Author: tim.bunce
Date: Fri Oct 31 06:39:25 2008
New Revision: 579

Modified:
    trunk/Changes
    trunk/lib/Devel/NYTProf.pm

Log:
Major update to docs about clock sources, SMP, processor affinity etc.
Added docs for DB::finish_profile.


Modified: trunk/Changes
==============================================================================
--- trunk/Changes       (original)
+++ trunk/Changes       Fri Oct 31 06:39:25 2008
@@ -36,19 +36,28 @@
    Callers and timing information for xsubs are now shown at the
      bottom of the corresponding source file.
    References to xsubs in reports now include a working link
-    if the xsub is in a package that contains perl code.
+    if the xsub is in a package that contains profiled perl code.

    The html global subroutine index pages no longer list subs that
      were never called.

    Assorted report formating enhancements thanks to Gisle Aas.

-  Added Devel::NYTProf::ReadStream module thanks to Gisle Aas.
-
    Exclusive and Inclusive time column positions have been switched
      to be consistent with how the times are presented elsewhere.

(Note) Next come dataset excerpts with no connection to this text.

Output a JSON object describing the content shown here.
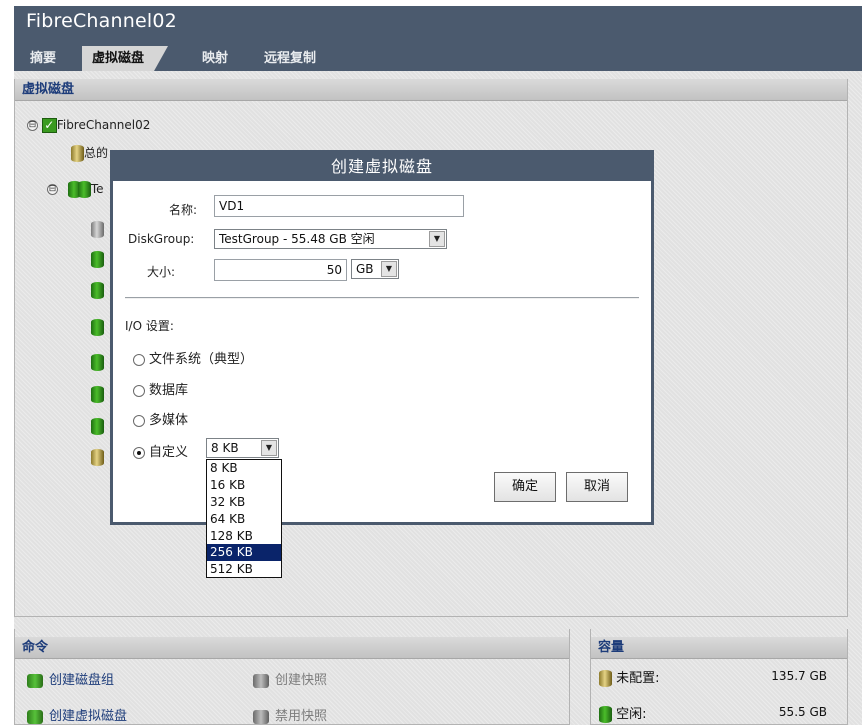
{
  "app": {
    "title": "FibreChannel02"
  },
  "tabs": [
    {
      "label": "摘要"
    },
    {
      "label": "虚拟磁盘"
    },
    {
      "label": "映射"
    },
    {
      "label": "远程复制"
    }
  ],
  "virtual_disk_panel": {
    "title": "虚拟磁盘",
    "tree": {
      "root_label": "FibreChannel02",
      "expander_collapse": "⊟",
      "total_prefix": "总的",
      "group_prefix": "Te"
    }
  },
  "dialog": {
    "title": "创建虚拟磁盘",
    "name_label": "名称:",
    "name_value": "VD1",
    "diskgroup_label": "DiskGroup:",
    "diskgroup_value": "TestGroup - 55.48 GB 空闲",
    "size_label": "大小:",
    "size_value": "50",
    "size_unit": "GB",
    "io_label": "I/O 设置:",
    "radio_options": [
      {
        "label": "文件系统（典型）",
        "checked": false
      },
      {
        "label": "数据库",
        "checked": false
      },
      {
        "label": "多媒体",
        "checked": false
      },
      {
        "label": "自定义",
        "checked": true
      }
    ],
    "custom_select_value": "8 KB",
    "custom_options": [
      "8 KB",
      "16 KB",
      "32 KB",
      "64 KB",
      "128 KB",
      "256 KB",
      "512 KB"
    ],
    "custom_highlighted": "256 KB",
    "ok_label": "确定",
    "cancel_label": "取消"
  },
  "commands_panel": {
    "title": "命令",
    "items": [
      {
        "label": "创建磁盘组",
        "enabled": true,
        "icon": "disk-group-icon"
      },
      {
        "label": "创建快照",
        "enabled": false,
        "icon": "snapshot-icon"
      },
      {
        "label": "创建虚拟磁盘",
        "enabled": true,
        "icon": "virtual-disk-icon"
      },
      {
        "label": "禁用快照",
        "enabled": false,
        "icon": "disable-snapshot-icon"
      }
    ]
  },
  "capacity_panel": {
    "title": "容量",
    "rows": [
      {
        "label": "未配置:",
        "value": "135.7 GB",
        "icon": "unconfigured-disk-icon"
      },
      {
        "label": "空闲:",
        "value": "55.5 GB",
        "icon": "free-disk-icon"
      }
    ]
  },
  "colors": {
    "header": "#4b5a6e",
    "link": "#1d3c7a",
    "selection": "#0a246a"
  }
}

    nytprofhtml includes a --open option to open the generated html
+
+Documentation:
+
+  Greatly expanded description of the clocks used for profiling
+    and thier issues, especially on multi-processor systems.
+
+Other:
+
+  Added Devel::NYTProf::ReadStream module which provides a perl
+    interface for reading the raw profile data, thanks to Gisle Aas.
+

  =head2 Changes in Devel::NYTProf 2.05 (svn r498) 8th Oct 2008


Modified: trunk/lib/Devel/NYTProf.pm
==============================================================================
--- trunk/lib/Devel/NYTProf.pm  (original)
+++ trunk/lib/Devel/NYTProf.pm  Fri Oct 31 06:39:25 2008
@@ -331,15 +331,8 @@
  happen so rarely relative to the activity of a most applications that you'd
  have to run the code for many hours to have any hope of reasonably useful  
results.

-It may be possible to use the C<clock=N> option to select a
-high-resolution cpu time clock. You can find the clocks available
-on you system using a command like:
-
-  grep -r 'define *CLOCK_' /usr/include
-
-Look for a group that includes CLOCK_REALTIME. Documentation on these  
clocks
-can be hard to find.  I've not tried using these clocks yet. If you try it,
-please let us know how it works out.
+A better alternative would be to use the C<clock=N> option to select a
+high-resolution cpu time clock, if available on your system.

  =head2 file=...

@@ -358,14 +351,14 @@

  Systems which support the C<clock_gettime()> system call typically
  support several clocks. By default NYTProf uses CLOCK_MONOTONIC.
+
  This option enables you to select a different clock by specifying the
-integer id of the clock (which may vary between systems). If the clock
-you select isn't available then CLOCK_REALTIME is used.
+integer id of the clock (which may vary between operating system types).
+If the clock you select isn't available then CLOCK_REALTIME is used.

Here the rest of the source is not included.